The Paula chip includes logic for audio playback, floppy disk drive control, serial port input/output and mouse/joystick buttons. The logic remained functionally identical across all Amiga models from Commodore.

It was designed by Glenn Keller.

Paula is a contrived contraction of Ports, Audio, UART and Logic, and coincidentally the chip designer’s girlfriend.

What made Paula revolutionary was that it was capable of playing back sampled sound from memory without needing the Central Processing Unit to do the bulk of the work.

A comparison here may help, comparing the way the sound output on the Apple Macintosh computers of the time produced sound, and the way the Amiga computers produced sound using the Paula chip.

On the Macintosh, to play a sound, the CPU needs to load the next bit of sample data into the sound register over 22,000 times a second, interrupting whatever else it may be doing at the time.  The CPU can only do one thing at a time, so this effectively slows the CPU quite a lot.

On the Amiga, using the Paula chip, The CPU tells Paula where in Chip RAM the sample is stored, how long to play it for, and what rate to play it at.  Then Paula is able to play the sound in it’s entirety without any intervention from the CPU, unless for some reason the sound needs to be stopped early.

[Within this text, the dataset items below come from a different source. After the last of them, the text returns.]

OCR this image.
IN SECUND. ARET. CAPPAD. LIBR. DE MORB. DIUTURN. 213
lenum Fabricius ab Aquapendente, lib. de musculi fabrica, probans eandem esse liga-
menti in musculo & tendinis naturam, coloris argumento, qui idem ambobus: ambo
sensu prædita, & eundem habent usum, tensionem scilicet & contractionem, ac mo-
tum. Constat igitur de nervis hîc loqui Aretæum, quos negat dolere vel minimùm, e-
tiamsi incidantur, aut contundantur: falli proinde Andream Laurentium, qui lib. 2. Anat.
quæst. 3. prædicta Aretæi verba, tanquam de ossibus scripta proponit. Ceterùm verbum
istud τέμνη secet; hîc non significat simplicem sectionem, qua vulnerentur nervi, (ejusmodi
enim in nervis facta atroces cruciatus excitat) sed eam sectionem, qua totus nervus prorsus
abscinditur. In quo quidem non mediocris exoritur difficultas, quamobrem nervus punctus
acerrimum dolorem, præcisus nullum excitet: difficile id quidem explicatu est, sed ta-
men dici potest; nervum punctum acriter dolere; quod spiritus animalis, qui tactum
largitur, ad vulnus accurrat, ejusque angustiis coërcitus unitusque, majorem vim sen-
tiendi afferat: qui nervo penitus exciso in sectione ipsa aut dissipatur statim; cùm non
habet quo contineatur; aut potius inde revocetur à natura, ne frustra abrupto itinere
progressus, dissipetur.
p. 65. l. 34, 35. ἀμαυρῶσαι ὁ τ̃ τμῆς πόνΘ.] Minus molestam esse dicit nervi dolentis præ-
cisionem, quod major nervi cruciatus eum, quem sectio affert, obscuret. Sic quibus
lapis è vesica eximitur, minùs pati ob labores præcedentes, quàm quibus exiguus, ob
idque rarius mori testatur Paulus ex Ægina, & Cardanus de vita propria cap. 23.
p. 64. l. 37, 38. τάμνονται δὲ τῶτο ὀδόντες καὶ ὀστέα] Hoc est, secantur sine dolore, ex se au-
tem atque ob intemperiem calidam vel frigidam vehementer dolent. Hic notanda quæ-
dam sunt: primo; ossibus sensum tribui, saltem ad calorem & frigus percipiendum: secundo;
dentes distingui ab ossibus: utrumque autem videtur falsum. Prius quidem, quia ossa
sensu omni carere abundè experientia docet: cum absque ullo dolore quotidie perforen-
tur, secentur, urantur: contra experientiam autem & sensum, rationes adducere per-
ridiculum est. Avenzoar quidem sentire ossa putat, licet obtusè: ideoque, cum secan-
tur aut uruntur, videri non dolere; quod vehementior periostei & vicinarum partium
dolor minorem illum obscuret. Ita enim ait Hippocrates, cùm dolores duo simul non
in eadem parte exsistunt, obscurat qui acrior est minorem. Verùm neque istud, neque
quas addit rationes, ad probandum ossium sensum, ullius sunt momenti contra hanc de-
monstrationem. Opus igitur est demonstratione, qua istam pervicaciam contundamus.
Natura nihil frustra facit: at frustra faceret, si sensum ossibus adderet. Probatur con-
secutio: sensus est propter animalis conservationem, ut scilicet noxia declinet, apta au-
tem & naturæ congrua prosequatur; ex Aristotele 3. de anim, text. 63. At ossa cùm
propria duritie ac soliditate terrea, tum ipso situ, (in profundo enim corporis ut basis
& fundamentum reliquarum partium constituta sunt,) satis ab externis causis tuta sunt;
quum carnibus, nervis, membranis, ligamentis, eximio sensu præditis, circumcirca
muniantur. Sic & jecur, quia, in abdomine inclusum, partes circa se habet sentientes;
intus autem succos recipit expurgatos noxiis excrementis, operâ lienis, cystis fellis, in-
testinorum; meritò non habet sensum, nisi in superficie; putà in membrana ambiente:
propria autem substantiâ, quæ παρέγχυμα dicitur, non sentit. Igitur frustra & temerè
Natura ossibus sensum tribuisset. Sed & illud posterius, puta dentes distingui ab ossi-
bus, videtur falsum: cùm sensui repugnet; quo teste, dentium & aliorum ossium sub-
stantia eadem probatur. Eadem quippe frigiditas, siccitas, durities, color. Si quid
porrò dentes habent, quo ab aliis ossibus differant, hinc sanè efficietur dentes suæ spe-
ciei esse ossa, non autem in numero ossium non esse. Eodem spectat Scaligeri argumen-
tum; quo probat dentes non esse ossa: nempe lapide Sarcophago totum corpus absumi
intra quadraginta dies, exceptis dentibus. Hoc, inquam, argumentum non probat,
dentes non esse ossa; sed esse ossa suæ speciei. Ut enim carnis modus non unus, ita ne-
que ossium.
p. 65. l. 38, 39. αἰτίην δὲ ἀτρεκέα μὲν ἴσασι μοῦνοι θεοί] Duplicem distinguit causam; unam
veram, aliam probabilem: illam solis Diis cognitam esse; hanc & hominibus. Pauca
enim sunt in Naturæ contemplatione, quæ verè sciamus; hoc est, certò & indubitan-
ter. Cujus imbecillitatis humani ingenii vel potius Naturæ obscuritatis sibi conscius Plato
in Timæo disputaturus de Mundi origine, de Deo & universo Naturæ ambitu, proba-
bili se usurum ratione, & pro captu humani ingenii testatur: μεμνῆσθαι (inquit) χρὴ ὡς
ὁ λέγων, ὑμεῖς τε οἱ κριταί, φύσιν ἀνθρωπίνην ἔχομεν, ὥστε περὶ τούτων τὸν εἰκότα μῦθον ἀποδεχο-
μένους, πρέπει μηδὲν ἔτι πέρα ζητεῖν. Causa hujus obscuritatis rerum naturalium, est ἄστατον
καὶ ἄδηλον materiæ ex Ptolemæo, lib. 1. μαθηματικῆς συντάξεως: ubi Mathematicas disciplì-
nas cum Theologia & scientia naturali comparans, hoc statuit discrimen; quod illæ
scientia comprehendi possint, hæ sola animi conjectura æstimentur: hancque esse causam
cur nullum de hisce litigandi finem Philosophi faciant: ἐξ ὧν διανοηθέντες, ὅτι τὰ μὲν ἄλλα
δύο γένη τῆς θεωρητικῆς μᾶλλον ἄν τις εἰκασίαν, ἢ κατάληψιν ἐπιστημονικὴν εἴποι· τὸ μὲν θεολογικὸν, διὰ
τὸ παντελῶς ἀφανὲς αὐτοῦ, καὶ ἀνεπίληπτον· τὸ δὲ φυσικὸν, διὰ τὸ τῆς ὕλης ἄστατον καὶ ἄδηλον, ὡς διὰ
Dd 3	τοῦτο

We’ll use an analogy here to give an idea of the difference.  Say you’re trying to bake a cake, and want to listen to some music at the same time.  In this analogy, you are the CPU, and operate at about the same speed in both the Amiga and the Apple Macintosh (not true in real life, but close enough), the CD is the sound you wish you hear, which has been loaded into RAM, and the CD player is the sound generator – so either the sound output circuitry in the Apple Macintosh, or the Paula chip in the Amiga.  So, you pop a CD in the CD player and press play.  Now, if this was the Amiga, the CD can play from start to finish without you needing to be interrupted while baking the cake.  If this was the Macintosh, you have to stop whatever you’re doing every second while baking the cake to go to the CD player and press play again.  I’m sure you can see how much longer it will take you to bake the cake and how much less efficient this process would be?

This was revolutionary at the time, and is why Amiga computers always performed better than other computers of the time, despite having the same Central Processing Unit as many others running the show, so to speak.